Cooperative behaviors, such as food sharing, can be studied under a spectrum of conditions from completely natural to very artificial. For example, a careful observer in the field can measure the extent to which male chimpanzees will share meat in the wild after a hunt, or an experimenter in the lab can test the extent to which two chimpanzees in separate cages will pass food to each other by operating a simple mechanical device (like pulling a tray that delivers food to another individual).
There are clear pros and cons to each of these approaches, and each will give you different sorts of information about the animals. For example, field observations of cooperation, albeit natural, won’t allow you to manipulate the situation very much, and often cannot show you what enforces cooperation (i.e. what protects it from freeloading). On the other hand, controlled studies in captive settings won’t necessarily elicit the natural evolved behaviors in which we are all interested. So, for a given helping behavior in a given species, it would be interesting to see what happens when natural forms of cooperation are tested under artificial conditions.
I asked this question in vampire bats by testing if vampire bats would still share food if they had to pass it through a barrier– the metal bars of a cage. This is, of course, a completely unnatural situation. Normally, the bats groom each other awhile before regurgitating food. But if the bats are motivated to feed another individual and not just responding, perhaps they will adapt their food sharing behavior to the novel situation.

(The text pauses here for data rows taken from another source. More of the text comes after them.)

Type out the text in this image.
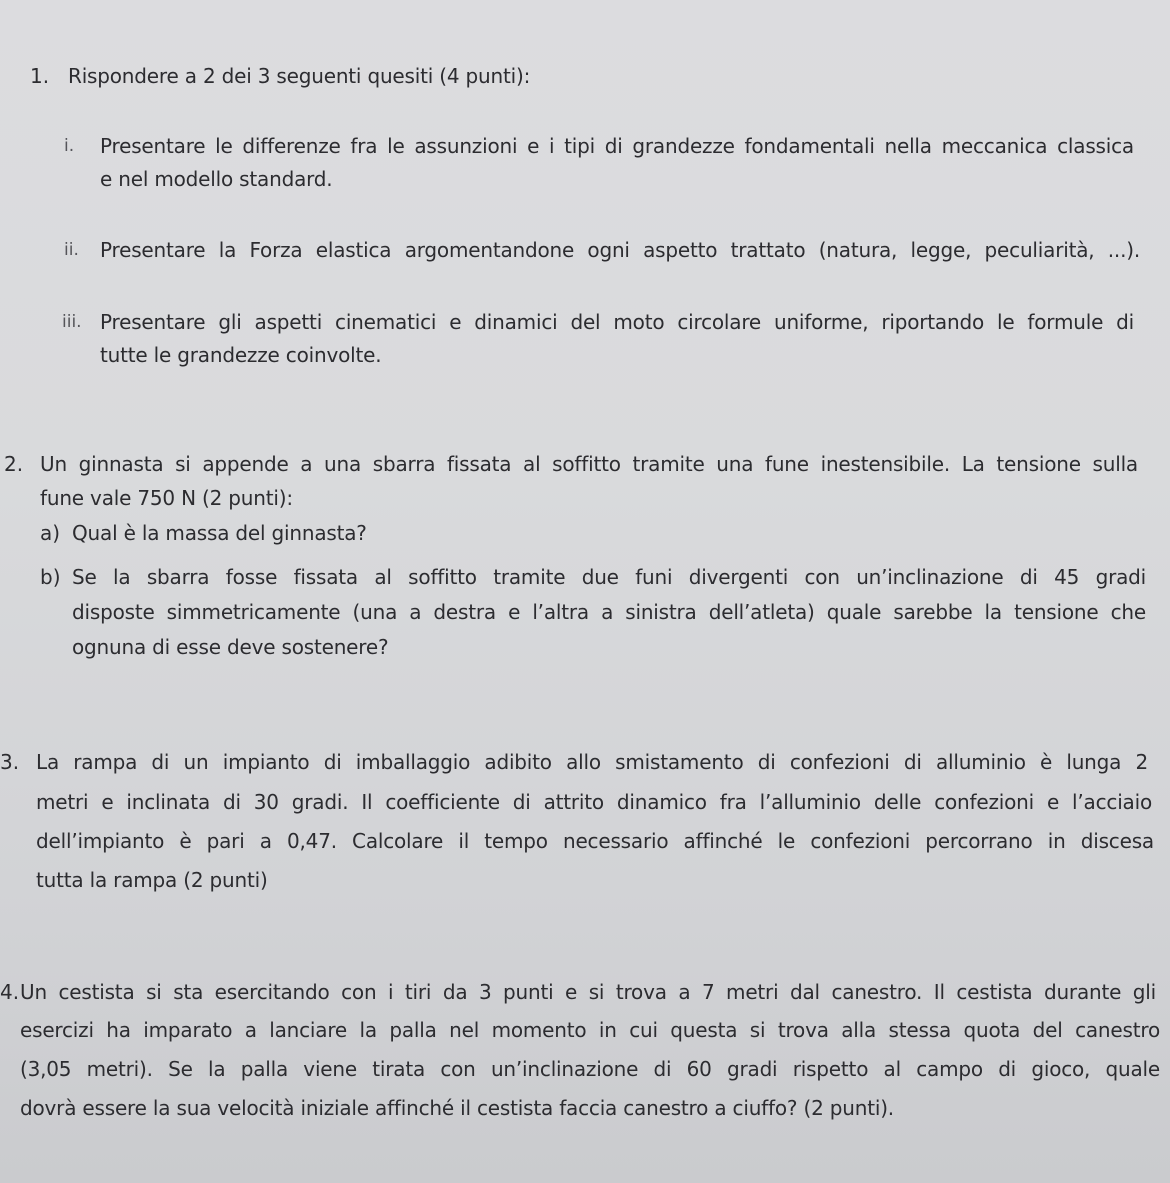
1. Rispondere a 2 dei 3 seguenti quesiti (4 punti):
i. Presentare le differenze fra le assunzioni e i tipi di grandezze fondamentali nella meccanica classica
e nel modello standard.
ii. Presentare la Forza elastica argomentandone ogni aspetto trattato (natura, legge, peculiarità, ...).
iii. Presentare gli aspetti cinematici e dinamici del moto circolare uniforme, riportando le formule di
tutte le grandezze coinvolte.
2. Un ginnasta si appende a una sbarra fissata al soffitto tramite una fune inestensibile. La tensione sulla
fune vale 750 N (2 punti):
a) Qual è la massa del ginnasta?
b) Se la sbarra fosse fissata al soffitto tramite due funi divergenti con un’inclinazione di 45 gradi
disposte simmetricamente (una a destra e l’altra a sinistra dell’atleta) quale sarebbe la tensione che
ognuna di esse deve sostenere?
3. La rampa di un impianto di imballaggio adibito allo smistamento di confezioni di alluminio è lunga 2
metri e inclinata di 30 gradi. Il coefficiente di attrito dinamico fra l’alluminio delle confezioni e l’acciaio
dell’impianto è pari a 0,47. Calcolare il tempo necessario affinché le confezioni percorrano in discesa
tutta la rampa (2 punti)
4. Un cestista si sta esercitando con i tiri da 3 punti e si trova a 7 metri dal canestro. Il cestista durante gli
esercizi ha imparato a lanciare la palla nel momento in cui questa si trova alla stessa quota del canestro
(3,05 metri). Se la palla viene tirata con un’inclinazione di 60 gradi rispetto al campo di gioco, quale
dovrà essere la sua velocità iniziale affinché il cestista faccia canestro a ciuffo? (2 punti).
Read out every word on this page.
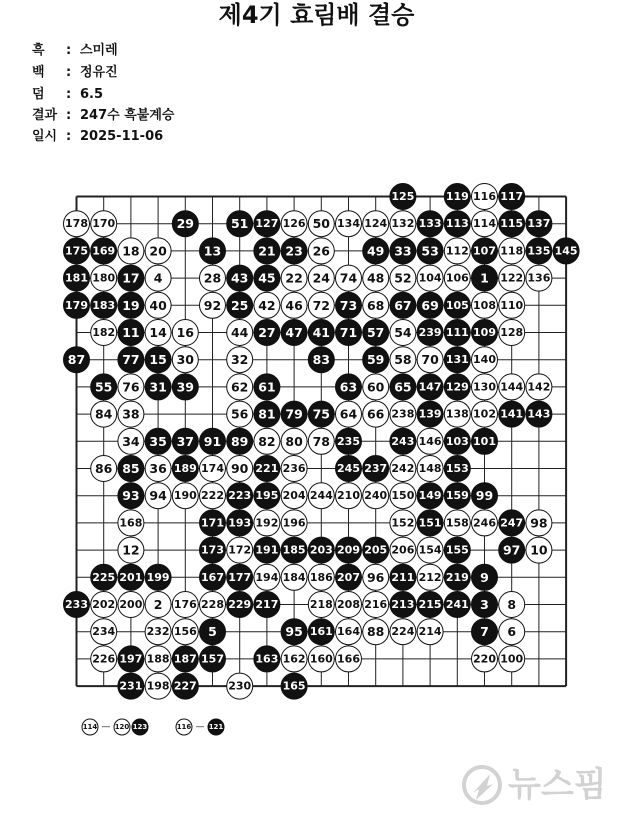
제4기 효림배 결승
흑 : 스미레
백 : 정유진
덤 : 6.5
결과 : 247수 흑불계승
일시 : 2025-11-06
125	119 116 117
178 170	29	51 127 126 50 134 124 132 133 113 114 115 137
175 169 18 20	13	21 23 26	49 33 53 112 107 118 135 145
181 180 17 4	28 43 45 22 24 74 48 52 104 106 1 122 136
179 183 19 40	92 25 42 46 72 73 68 67 69 105 108 110
182 11 14 16	44 27 47 41 71 57 54 239 111 109 128
87	77 15 30	32	83	59 58 70 131 140
55 76 31 39	62 61	63 60 65 147 129 130 144 142
84 38	56 81 79 75 64 66 238 139 138 102 141 143
34 35 37 91 89 82 80 78 235	243 146 103 101
86 85 36 189 174 90 221 236	245 237 242 148 153
93 94 190 222 223 195 204 244 210 240 150 149 159 99
168	171 193 192 196	152 151 158 246 247 98
12	173 172 191 185 203 209 205 206 154 155	97 10
225 201 199	167 177 194 184 186 207 96 211 212 219 9
233 202 200 2 176 228 229 217	218 208 216 213 215 241 3 8
234	232 156 5	95 161 164 88 224 214	7 6
226 197 188 187 157	163 162 160 166	220 100
231 198 227	230	165
114 — 120 123	116 — 121
뉴스핌
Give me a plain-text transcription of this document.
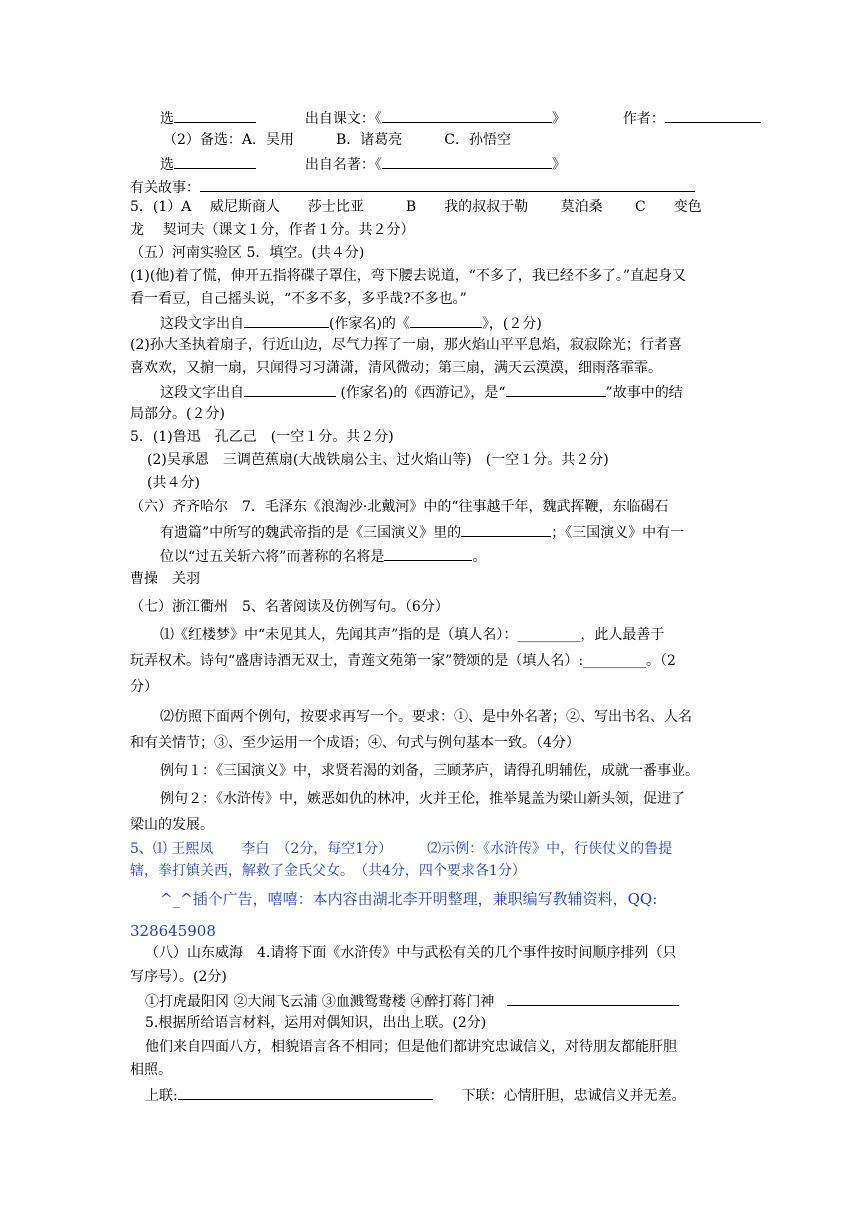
选	出自课文：《	》	作者：
（2）备选：A．吴用　　　B．诸葛亮　　　C．孙悟空
选	出自名著：《	》
有关故事：
5．(1）A　 威尼斯商人　　莎士比亚　　　B　　我的叔叔于勒　　 莫泊桑　　 C　　变色
龙　 契诃夫（课文１分，作者１分。共２分）
（五）河南实验区 5．填空。(共４分)
(1)(他)着了慌，伸开五指将碟子罩住，弯下腰去说道，“不多了，我已经不多了。”直起身又
看一看豆，自己摇头说，“不多不多，多乎哉?不多也。”
这段文字出自	(作家名)的《	》，(２分)
(2)孙大圣执着扇子，行近山边，尽气力挥了一扇，那火焰山平平息焰，寂寂除光；行者喜
喜欢欢，又掮一扇，只闻得习习潇潇，清风微动；第三扇，满天云漠漠，细雨落霏霏。
这段文字出自	(作家名)的《西游记》，是“	”故事中的结
局部分。(２分)
5．(1)鲁迅　孔乙己　(一空１分。共２分)
(2)吴承恩　三调芭蕉扇(大战铁扇公主、过火焰山等)　(一空１分。共２分)
(共４分)
（六）齐齐哈尔　7．毛泽东《浪淘沙·北戴河》中的“往事越千年，魏武挥鞭，东临碣石
有遗篇”中所写的魏武帝指的是《三国演义》里的	；《三国演义》中有一
位以“过五关斩六将”而著称的名将是	。
曹操　关羽
（七）浙江衢州　5、名著阅读及仿例写句。（6分）
⑴《红楼梦》中“未见其人，先闻其声”指的是（填人名）：_________，此人最善于
玩弄权术。诗句“盛唐诗酒无双士，青莲文苑第一家”赞颂的是（填人名）:_________。（2
分）
⑵仿照下面两个例句，按要求再写一个。要求：①、是中外名著；②、写出书名、人名
和有关情节；③、至少运用一个成语；④、句式与例句基本一致。（4分）
例句１：《三国演义》中，求贤若渴的刘备，三顾茅庐，请得孔明辅佐，成就一番事业。
例句２：《水浒传》中，嫉恶如仇的林冲，火并王伦，推举晁盖为梁山新头领，促进了
梁山的发展。
5、⑴ 王熙凤　　李白　（2分，每空1分）　　　⑵示例：《水浒传》中，行侠仗义的鲁提
辖，拳打镇关西，解救了金氏父女。　（共4分，四个要求各1分）
^_^插个广告，嘻嘻：本内容由湖北李开明整理，兼职编写教辅资料，QQ:
328645908
（八）山东威海　4.请将下面《水浒传》中与武松有关的几个事件按时间顺序排列（只
写序号）。(2分)
①打虎最阳冈 ②大闹飞云浦 ③血溅鸳鸯楼 ④醉打蒋门神
5.根据所给语言材料，运用对偶知识，出出上联。(2分)
他们来自四面八方，相貌语言各不相同；但是他们都讲究忠诚信义，对待朋友都能肝胆
相照。
上联:	下联：心情肝胆，忠诚信义并无差。
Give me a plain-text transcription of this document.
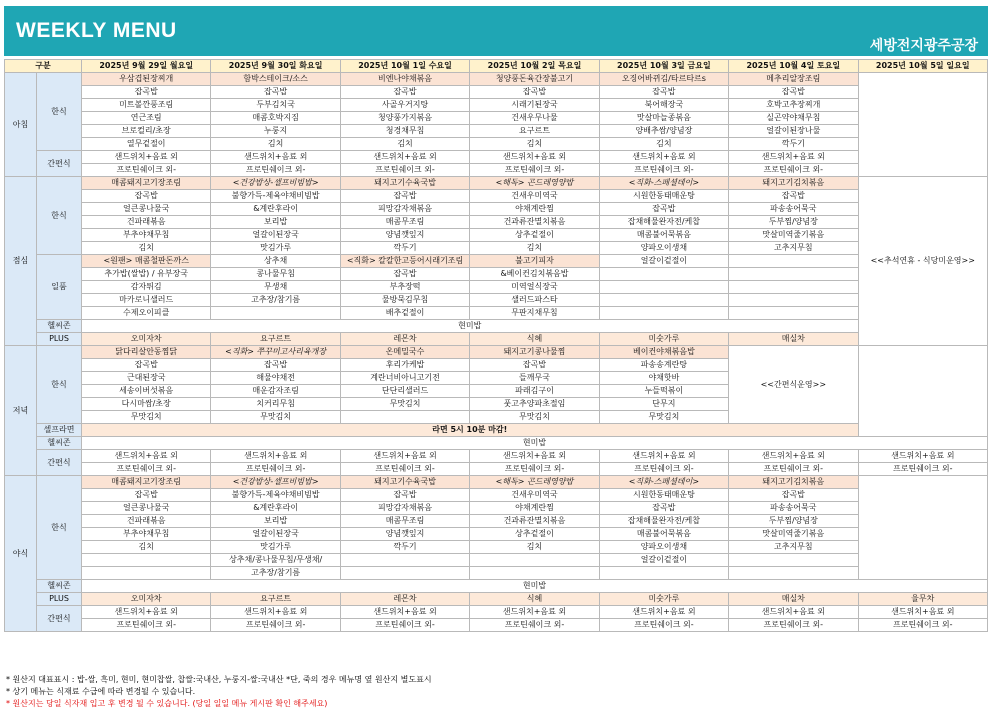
WEEKLY MENU
세방전지광주공장
구분		2025년 9월 29일 월요일	2025년 9월 30일 화요일	2025년 10월 1일 수요일	2025년 10월 2일 목요일	2025년 10월 3일 금요일	2025년 10월 4일 토요일	2025년 10월 5일 일요일
아침	한식	우삼겹된장찌개	함박스테이크/소스	비엔나야채볶음	청양풍돈육간장불고기	오징어바뀌김/타르타르s	메추리알장조림	
		잡곡밥	잡곡밥	잡곡밥	잡곡밥	잡곡밥	잡곡밥	
		미트볼깐풍조림	두부김치국	사골우거지탕	시래기된장국	북어해장국	호박고추장찌개	
		연근조림	매콤호박지짐	청양풍가지볶음	건새우무나물	맛살마늘종볶음	실곤약야채무침	
		브로컬리/초장	누룽지	청경채무침	요구르트	양배추쌈/양념장	얼갈이된장나물	
		열무겉절이	김치	김치	김치	김치	깍두기	
	간편식	샌드위치+음료 외	샌드위치+음료 외	샌드위치+음료 외	샌드위치+음료 외	샌드위치+음료 외	샌드위치+음료 외	
		프로틴쉐이크 외-	프로틴쉐이크 외-	프로틴쉐이크 외-	프로틴쉐이크 외-	프로틴쉐이크 외-	프로틴쉐이크 외-	
점심	한식	매콤돼지고기장조림	<건강밥상-셀프비빔밥>	돼지고기수육국밥	<해독> 곤드레영양밥	<직화-스페셜데이>	돼지고기김치볶음	<<추석연휴 - 식당미운영>>
		잡곡밥	불향가득-제육야채비빔밥	잡곡밥	건새우미역국	시원한동태매운탕	잡곡밥	
		얼큰콩나물국	&계란후라이	피망감자채볶음	야채계란찜	잡곡밥	파송송어묵국	
		건파래볶음	보리밥	매콤무조림	건과류잔멸치볶음	잡채해물완자전/케찹	두부찜/양념장	
		부추야채무침	얼갈이된장국	양념깻잎지	상추겉절이	매콤불어묵볶음	맛살미역줄기볶음	
		김치	맛김가루	깍두기	김치	양파오이생채	고추지무침	
	일품	<원팬> 매콤철판돈까스	상추채	<직화> 칼칼한고등어시래기조림	불고기피자	얼갈이겉절이		
		추가밥(쌀밥) / 유부장국	콩나물무침	잡곡밥	&베이컨김치볶음밥			
		감자튀김	무생채	부추장떡	미역얼식장국			
		마카로니샐러드	고추장/참기름	물방묵김무침	샐러드파스타			
		수제오이피클		배추겉절이	무판지채무침			
	헬씨존	현미밥						
	PLUS	오미자차	요구르트	레몬차	식혜	미숫가루	매실차	
저녁	한식	닭다리살안동찜닭	<직화> 쭈꾸미고사리육개장	온메밀국수	돼지고기콩나물찜	베이컨야채볶음밥	<<간편식운영>>	
		잡곡밥	잡곡밥	후리가케밥	잡곡밥	파송송계란탕		
		근대된장국	해물야채전	계란너비아니고기전	들깨무국	야채핫바		
		세송이버섯볶음	매운감자조림	단단리샐러드	파래김구이	누들떡볶이		
		다시마쌈/초장	치커리무침	무맛김치	풋고추양파초절임	단무지		
		무맛김치	무맛김치		무맛김치	무맛김치		
	셀프라면	라면 5시 10분 마감!						
	헬씨존	현미밥						
	간편식	샌드위치+음료 외	샌드위치+음료 외	샌드위치+음료 외	샌드위치+음료 외	샌드위치+음료 외	샌드위치+음료 외	샌드위치+음료 외
		프로틴쉐이크 외-	프로틴쉐이크 외-	프로틴쉐이크 외-	프로틴쉐이크 외-	프로틴쉐이크 외-	프로틴쉐이크 외-	프로틴쉐이크 외-
야식	한식	매콤돼지고기장조림	<건강밥상-셀프비빔밥>	돼지고기수육국밥	<해독> 곤드레영양밥	<직화-스페셜데이>	돼지고기김치볶음	
		잡곡밥	불향가득-제육야채비빔밥	잡곡밥	건새우미역국	시원한동태매운탕	잡곡밥	
		얼큰콩나물국	&계란후라이	피망감자채볶음	야채계란찜	잡곡밥	파송송어묵국	
		건파래볶음	보리밥	매콤무조림	건과류잔멸치볶음	잡채해물완자전/케찹	두부찜/양념장	
		부추야채무침	얼갈이된장국	양념깻잎지	상추겉절이	매콤불어묵볶음	맛살미역줄기볶음	
		김치	맛김가루	깍두기	김치	양파오이생채	고추지무침	
			상추채/콩나물무침/무생채/			얼갈이겉절이		
			고추장/참기름					
	헬씨존	현미밥						
	PLUS	오미자차	요구르트	레몬차	식혜	미숫가루	매실차	율무차
	간편식	샌드위치+음료 외	샌드위치+음료 외	샌드위치+음료 외	샌드위치+음료 외	샌드위치+음료 외	샌드위치+음료 외	샌드위치+음료 외
		프로틴쉐이크 외-	프로틴쉐이크 외-	프로틴쉐이크 외-	프로틴쉐이크 외-	프로틴쉐이크 외-	프로틴쉐이크 외-	프로틴쉐이크 외-
* 원산지 대표표시 : 밥-쌀, 흑미, 현미, 현미찹쌀, 찹쌀:국내산, 누룽지-쌀:국내산 *단, 죽의 경우 메뉴명 옆 원산지 별도표시
* 상기 메뉴는 식재료 수급에 따라 변경될 수 있습니다.
* 원산지는 당일 식자재 입고 후 변경 될 수 있습니다. (당일 일일 메뉴 게시판 확인 해주세요)
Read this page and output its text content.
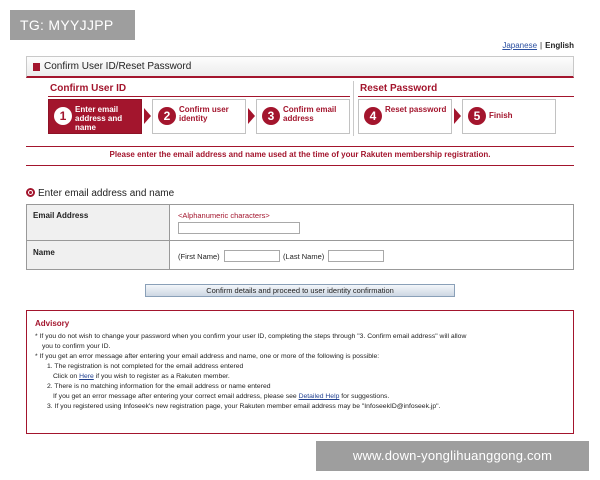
TG: MYYJJPP
Japanese | English
Confirm User ID/Reset Password
Confirm User ID	Reset Password
1	Enter email address and name
2	Confirm user identity	3	Confirm email address	4	Reset password	5	Finish
Please enter the email address and name used at the time of your Rakuten membership registration.
Enter email address and name
Email Address	<Alphanumeric characters>
Name	(First Name)	(Last Name)
Confirm details and proceed to user identity confirmation
Advisory
* If you do not wish to change your password when you confirm your user ID, completing the steps through "3. Confirm email address" will allow
you to confirm your ID.
* If you get an error message after entering your email address and name, one or more of the following is possible:
1. The registration is not completed for the email address entered
Click on Here if you wish to register as a Rakuten member.
2. There is no matching information for the email address or name entered
If you get an error message after entering your correct email address, please see Detailed Help for suggestions.
3. If you registered using Infoseek's new registration page, your Rakuten member email address may be "InfoseekID@infoseek.jp".
www.down-yonglihuanggong.com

After first observing that wild vampire bats will feed unfed individuals inside their roosts, Wilkinson began inducing food sharing by keeping a bat from feeding overnight, first in the wild and then in captivity. For the past couple of years, I have been doing similar trials many times with captive vampire bats at the Bat Zone in Bloomfield Hills, Michigan. This has allowed me to map out the food-sharing network in a group of common vampire bats with varying relatedness but that all know each other equally. One of the things that surprised me is that the majority of the donors approach the hungry bats, not vice versa. This led me to believe that food sharing could not be explained as merely a response to harassment, something which you sometimes see in primates.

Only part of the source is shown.